The questions that I tend to ask are how does culture work? and what work does culture do? I often ask these questions about media and technologies, especially in relation to music and sound reproduction since 1900.
I wrote a book called Decomposed: The Political Ecology of Music (2019). It's about the history of what recordings are made of, and what happens to those recordings when they are disposed of. I focus on three materialities—shellac, plastic, data—which correspond to the main commercial recording formats since 1900: 78s, LPs, 45s, cassettes, CDs, audio files. Common sense suggests that the history of recorded music has been a progress of dematerialization—an evolution from physical discs to invisible digits. Decomposed shows that recorded music has always been a significant exploiter of both natural and human resources, and that its reliance on these resources is more problematic today than ever before. The book received an IASPM International Book Prize, an IASPM-Canada Book Prize, and a PROSE Award from the Association of American Publishers. It was an Honorable Mention for the IASPM-US Woody Guthrie Award.

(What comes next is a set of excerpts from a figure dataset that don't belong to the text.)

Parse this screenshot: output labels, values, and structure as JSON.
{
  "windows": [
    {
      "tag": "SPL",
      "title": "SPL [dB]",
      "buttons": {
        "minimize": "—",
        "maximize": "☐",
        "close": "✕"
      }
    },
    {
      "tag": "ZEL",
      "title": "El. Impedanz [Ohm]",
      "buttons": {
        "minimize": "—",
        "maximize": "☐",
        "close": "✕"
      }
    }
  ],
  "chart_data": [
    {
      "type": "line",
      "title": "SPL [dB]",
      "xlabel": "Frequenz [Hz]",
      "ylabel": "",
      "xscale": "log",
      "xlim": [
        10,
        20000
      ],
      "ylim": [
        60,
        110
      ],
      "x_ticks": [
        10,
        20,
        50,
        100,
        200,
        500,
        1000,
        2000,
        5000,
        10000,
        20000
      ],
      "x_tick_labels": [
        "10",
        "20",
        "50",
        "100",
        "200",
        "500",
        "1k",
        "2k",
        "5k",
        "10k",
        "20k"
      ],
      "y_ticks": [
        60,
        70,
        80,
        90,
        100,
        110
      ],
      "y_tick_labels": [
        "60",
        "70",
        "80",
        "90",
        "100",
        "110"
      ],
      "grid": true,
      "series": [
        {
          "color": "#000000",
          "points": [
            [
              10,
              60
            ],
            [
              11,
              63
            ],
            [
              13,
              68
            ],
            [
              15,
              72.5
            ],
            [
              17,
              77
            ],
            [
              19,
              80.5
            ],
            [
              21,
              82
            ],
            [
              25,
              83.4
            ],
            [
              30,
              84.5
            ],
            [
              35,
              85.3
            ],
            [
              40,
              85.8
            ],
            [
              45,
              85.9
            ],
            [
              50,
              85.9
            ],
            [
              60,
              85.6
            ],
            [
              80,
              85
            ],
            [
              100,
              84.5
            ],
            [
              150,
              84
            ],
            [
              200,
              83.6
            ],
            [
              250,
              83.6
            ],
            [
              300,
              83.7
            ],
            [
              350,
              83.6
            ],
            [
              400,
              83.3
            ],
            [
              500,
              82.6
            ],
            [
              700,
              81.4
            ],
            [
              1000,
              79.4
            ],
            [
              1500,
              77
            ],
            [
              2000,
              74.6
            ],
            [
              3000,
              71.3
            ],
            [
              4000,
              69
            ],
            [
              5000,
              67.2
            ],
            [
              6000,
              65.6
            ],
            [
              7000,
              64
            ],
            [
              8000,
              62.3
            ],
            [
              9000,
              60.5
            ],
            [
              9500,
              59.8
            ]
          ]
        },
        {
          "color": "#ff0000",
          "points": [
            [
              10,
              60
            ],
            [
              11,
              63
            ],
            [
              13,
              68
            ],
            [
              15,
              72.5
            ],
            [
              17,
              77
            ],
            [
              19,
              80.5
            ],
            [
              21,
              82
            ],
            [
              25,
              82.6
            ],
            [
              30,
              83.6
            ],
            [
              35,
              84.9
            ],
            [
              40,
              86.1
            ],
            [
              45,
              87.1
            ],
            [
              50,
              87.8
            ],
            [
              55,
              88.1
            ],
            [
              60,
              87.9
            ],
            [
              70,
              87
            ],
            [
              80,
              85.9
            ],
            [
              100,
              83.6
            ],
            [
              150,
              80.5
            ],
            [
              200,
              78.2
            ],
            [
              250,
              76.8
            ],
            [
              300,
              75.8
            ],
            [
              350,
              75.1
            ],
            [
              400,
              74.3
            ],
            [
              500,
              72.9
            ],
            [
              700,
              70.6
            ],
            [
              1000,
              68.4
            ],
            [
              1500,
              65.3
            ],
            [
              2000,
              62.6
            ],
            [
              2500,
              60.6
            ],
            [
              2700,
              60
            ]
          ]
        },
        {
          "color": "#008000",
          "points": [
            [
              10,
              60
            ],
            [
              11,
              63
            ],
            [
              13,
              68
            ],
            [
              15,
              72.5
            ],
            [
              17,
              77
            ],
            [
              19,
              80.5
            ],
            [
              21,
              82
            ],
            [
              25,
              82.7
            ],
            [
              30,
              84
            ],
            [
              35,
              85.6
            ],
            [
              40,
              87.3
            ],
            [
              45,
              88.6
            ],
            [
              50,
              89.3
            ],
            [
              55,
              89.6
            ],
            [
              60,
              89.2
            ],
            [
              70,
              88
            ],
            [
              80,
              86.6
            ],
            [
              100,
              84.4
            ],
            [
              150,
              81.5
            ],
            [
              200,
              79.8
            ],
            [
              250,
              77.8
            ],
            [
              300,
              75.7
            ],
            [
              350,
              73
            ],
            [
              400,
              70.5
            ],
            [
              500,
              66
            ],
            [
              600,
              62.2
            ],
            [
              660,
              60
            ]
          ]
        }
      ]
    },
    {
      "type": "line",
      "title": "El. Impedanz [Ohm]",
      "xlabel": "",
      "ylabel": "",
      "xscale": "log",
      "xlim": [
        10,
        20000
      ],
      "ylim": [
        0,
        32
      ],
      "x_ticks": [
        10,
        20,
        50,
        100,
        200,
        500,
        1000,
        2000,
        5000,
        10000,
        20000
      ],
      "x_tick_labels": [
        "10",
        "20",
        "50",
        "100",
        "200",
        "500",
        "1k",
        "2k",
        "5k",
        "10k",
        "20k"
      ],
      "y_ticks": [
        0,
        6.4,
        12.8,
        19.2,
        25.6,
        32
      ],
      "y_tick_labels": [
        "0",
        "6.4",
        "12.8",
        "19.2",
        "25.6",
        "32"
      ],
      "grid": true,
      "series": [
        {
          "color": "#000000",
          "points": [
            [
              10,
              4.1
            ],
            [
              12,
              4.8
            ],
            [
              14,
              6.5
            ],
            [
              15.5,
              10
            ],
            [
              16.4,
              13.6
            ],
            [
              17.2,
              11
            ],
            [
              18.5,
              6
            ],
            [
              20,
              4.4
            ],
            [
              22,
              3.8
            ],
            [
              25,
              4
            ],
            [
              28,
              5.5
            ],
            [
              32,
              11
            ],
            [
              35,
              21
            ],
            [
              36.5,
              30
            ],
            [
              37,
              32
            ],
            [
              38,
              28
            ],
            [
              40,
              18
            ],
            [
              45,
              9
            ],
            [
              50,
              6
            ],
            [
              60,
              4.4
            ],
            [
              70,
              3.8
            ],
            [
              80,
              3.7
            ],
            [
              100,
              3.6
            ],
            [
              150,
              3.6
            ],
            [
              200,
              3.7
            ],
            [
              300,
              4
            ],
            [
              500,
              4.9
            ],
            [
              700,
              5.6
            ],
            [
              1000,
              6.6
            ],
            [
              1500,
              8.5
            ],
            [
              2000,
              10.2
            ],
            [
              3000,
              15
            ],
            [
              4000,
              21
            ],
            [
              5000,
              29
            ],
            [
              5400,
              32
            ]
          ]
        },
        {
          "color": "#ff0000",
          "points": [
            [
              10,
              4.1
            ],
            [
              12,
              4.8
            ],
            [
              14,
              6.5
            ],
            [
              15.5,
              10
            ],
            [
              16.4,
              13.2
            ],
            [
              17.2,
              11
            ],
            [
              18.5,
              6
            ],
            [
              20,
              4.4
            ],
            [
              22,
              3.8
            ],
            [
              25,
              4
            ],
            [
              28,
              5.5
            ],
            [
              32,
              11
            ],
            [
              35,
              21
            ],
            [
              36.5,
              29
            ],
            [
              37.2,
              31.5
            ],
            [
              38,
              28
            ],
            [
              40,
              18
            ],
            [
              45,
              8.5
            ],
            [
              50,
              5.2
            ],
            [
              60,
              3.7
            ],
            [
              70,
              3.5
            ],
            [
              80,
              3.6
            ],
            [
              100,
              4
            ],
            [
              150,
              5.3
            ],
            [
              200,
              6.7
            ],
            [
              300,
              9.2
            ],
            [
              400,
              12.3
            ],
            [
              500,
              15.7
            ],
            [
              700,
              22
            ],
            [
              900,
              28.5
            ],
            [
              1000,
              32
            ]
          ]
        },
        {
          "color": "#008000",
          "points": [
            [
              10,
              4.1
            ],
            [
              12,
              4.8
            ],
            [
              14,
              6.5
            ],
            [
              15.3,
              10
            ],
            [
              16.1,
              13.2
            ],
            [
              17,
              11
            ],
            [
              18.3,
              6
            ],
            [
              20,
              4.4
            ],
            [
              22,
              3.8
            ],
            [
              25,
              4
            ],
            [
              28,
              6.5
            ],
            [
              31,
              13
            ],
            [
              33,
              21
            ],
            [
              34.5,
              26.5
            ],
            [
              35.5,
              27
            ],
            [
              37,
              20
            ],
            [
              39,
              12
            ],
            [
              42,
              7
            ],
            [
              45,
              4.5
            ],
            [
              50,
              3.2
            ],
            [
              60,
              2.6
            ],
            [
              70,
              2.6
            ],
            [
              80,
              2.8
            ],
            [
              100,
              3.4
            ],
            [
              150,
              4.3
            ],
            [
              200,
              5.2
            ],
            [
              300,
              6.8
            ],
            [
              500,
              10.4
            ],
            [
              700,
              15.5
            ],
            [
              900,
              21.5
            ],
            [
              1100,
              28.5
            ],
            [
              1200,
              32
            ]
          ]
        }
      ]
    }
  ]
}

I coedited a related book called Audible Infrastructures: Music, Sound, Media (2021). It looks at the social life and social death of various musical commodities in terms of three phases: resources and production, circulation and transmission, failure and waste. We ask how these phases influence and respond to musical conventions, environmental realities, and political-economic conditions in industrializing and industrialized parts of the world.
Most of my other publications are about histories, cultures, and theories of sound reproduction. I coedited Living Stereo: Histories and Cultures of Multichannel Sound (2015) and I coauthored work on gender and social inequalities in music technology for Twentieth-Century Music (2015) and the Contemporary Music Review (2016).
Music sociology is my other main interest—especially the field's pasts and prospects—and here I coedited The Routledge Reader on the Sociology of Music (2015).
Teaching and Supervision
I’m always happy to hear from prospective students working in my main fields of interest: music studies, sound studies, media studies, infrastructure studies, sociology of music, cultural sociology, material culture, science and technology studies. I encourage projects that are conceptually adventurous, politically engaged, and empirically grounded. Some of my teaching contributions include:
- The Political Ecology of Music
- Music, Technology, and Society
- Musikkvitenskapens forskningsfelt
- Music and Cultural Studies
- Research Seminar in Popular Music
- Metodologisk emne: Musikk, kultur, samfunn
- Popular Music and Dust: Archives, Memory, Heritage, Historiography
- Thesis Seminar in Musicology
- Film Music
Before joining the University of Oslo in 2015, I taught at City University of London and Worcester College, University of Oxford. At Oxford, I also worked with the Music and Digitization Research Group.